Saffo echoed those predictions.

“I think at some point, probably within the next 60 days, you’re going to start seeing restaurants reopen and bars reopen,” Saffo said on April 29. “I think social distancing requirements are going to be part of that overall plan.

“Some restaurants are going to definitely have to take out seating. A customer’s got to feel comfortable that social distancing is going to be part of their overall business plan.”

Some businesses, though, won’t be able to reopen, just like after Hurricane Florence in September 2018.

“We could lose up to 40% of our small businesses,” said Saffo, who is also a small business owner. “That’s the real fear that I have. And this community has a lot of good small businesses, hardworking people who are out there every day.

“That’s a tremendous impact to this economy and this community.”

Keeping people safe while reviving local businesses will take creativity, officials said. Discussions that include the Wilmington Chamber of Commerce are ongoing about a group of local officials, business leaders and others who can help with the reopening.

“It’s going to be tough, and we’re going to have to really think outside the box,” Saffo said. “We’re going to have to really come together as a community, and I’m talking about the business leaders, finance people, the state, to really see what we can do to help support the small businesses to either get restarted or recreated in some way shape or form.”

That could include revisiting some local regulations.

“We’re looking at any kind of an option that will help us get there faster,” Saffo said. “We’re looking for things, constructive things, that we could possibly implement to help businesses get back on their feet faster.”

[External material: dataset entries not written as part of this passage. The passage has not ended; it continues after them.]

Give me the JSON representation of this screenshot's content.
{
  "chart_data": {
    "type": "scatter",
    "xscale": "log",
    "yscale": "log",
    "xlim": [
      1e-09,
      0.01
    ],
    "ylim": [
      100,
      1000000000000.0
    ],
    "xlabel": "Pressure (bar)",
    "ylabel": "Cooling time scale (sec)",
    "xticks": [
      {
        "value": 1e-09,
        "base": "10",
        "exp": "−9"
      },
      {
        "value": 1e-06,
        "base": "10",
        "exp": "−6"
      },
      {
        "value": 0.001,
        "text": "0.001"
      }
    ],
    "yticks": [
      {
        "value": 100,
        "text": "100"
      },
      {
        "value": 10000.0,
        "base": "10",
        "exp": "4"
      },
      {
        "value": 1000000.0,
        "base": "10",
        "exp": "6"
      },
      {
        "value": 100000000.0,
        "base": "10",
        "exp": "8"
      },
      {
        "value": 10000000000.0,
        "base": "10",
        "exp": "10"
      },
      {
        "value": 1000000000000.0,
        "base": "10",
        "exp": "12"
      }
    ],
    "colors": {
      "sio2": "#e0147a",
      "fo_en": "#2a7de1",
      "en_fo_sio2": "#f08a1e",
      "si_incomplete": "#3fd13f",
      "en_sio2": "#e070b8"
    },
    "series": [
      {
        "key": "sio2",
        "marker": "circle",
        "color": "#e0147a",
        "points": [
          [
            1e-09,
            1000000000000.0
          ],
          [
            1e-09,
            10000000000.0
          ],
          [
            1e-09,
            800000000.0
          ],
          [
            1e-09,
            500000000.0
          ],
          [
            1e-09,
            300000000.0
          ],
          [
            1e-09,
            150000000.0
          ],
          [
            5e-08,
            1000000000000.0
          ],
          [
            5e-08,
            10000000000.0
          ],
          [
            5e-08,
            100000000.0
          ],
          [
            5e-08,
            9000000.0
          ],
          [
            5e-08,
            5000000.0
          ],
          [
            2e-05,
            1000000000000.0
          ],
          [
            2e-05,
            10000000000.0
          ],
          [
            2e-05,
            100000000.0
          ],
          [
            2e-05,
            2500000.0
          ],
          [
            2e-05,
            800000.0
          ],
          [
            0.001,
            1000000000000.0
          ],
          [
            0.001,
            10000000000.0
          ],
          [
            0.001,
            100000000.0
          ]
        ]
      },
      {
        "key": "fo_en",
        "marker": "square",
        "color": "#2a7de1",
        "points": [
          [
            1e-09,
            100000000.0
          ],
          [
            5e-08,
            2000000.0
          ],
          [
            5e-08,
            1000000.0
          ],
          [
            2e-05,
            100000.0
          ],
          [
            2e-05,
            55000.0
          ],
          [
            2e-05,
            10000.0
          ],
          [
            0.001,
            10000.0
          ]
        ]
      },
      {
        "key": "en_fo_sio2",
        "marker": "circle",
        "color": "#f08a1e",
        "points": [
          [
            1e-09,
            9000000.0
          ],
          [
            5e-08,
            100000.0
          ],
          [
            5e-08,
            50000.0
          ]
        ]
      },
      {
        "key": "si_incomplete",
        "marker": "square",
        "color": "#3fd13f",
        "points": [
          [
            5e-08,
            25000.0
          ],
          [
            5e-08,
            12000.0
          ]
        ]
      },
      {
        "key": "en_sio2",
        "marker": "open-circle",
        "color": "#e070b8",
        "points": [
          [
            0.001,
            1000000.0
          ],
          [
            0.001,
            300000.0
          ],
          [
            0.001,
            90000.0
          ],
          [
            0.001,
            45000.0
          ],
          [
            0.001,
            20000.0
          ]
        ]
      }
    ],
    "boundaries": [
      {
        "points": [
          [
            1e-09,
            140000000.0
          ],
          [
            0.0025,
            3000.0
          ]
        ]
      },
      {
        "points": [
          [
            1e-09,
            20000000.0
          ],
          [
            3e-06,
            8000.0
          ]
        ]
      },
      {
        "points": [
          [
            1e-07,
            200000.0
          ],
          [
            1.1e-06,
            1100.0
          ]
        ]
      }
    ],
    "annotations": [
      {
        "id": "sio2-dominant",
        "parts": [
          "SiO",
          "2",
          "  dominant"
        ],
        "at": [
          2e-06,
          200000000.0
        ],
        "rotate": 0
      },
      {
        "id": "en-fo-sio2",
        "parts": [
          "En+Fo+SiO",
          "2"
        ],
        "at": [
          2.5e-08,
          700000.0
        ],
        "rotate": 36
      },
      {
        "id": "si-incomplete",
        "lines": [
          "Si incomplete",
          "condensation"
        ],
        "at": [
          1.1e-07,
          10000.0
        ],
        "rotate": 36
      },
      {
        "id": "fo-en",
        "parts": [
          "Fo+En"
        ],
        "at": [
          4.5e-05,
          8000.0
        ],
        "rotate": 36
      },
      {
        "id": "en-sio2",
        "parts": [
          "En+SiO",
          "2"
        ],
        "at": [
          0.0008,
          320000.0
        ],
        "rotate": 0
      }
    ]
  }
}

“The main thing is, just what in the world is this gonna all look like on the other end?” Fred Meyers, founder and president of Wilmington- based Queensboro.com, said in April. “We were talking in the office today about doing a promotion for pens with your logo on it, and you know somebody was saying, ‘Well, maybe people aren’t even gonna use pens anymore after this and so what are they going to use instead?’ There’s just so much acceleration of change in our lives, in our worlds right now that it’s just so hard to know what it’s gonna look like, what’s gonna be the impact.”

Coudriet sees a stronger future.

“These are tough times. This is a great community, highly resilient. We’ll come out of it better and stronger,” he said. “We’ll come out of it having to do business in a different way, whether it’s the private sector or the county government, but collectively together this community is going to be stronger.”

Saffo said based on the governor’s phases for potential reopening, he’s hoping for things to get back to some sort of normal around late June, early July.

That might be too late, said Morgan, who received a citation May 1 from New Hanover County sheriff deputies for reopening before restrictions were lifted. As of May 4, the gym was still opening each day, but it was possible Morgan’s doors would be padlocked by law enforcement.

“Most small businesses may have a month or two of money that they can fall back on, but that really is set up for emergencies,” Morgan said. “It’s not set up for somebody totally shutting your business down.”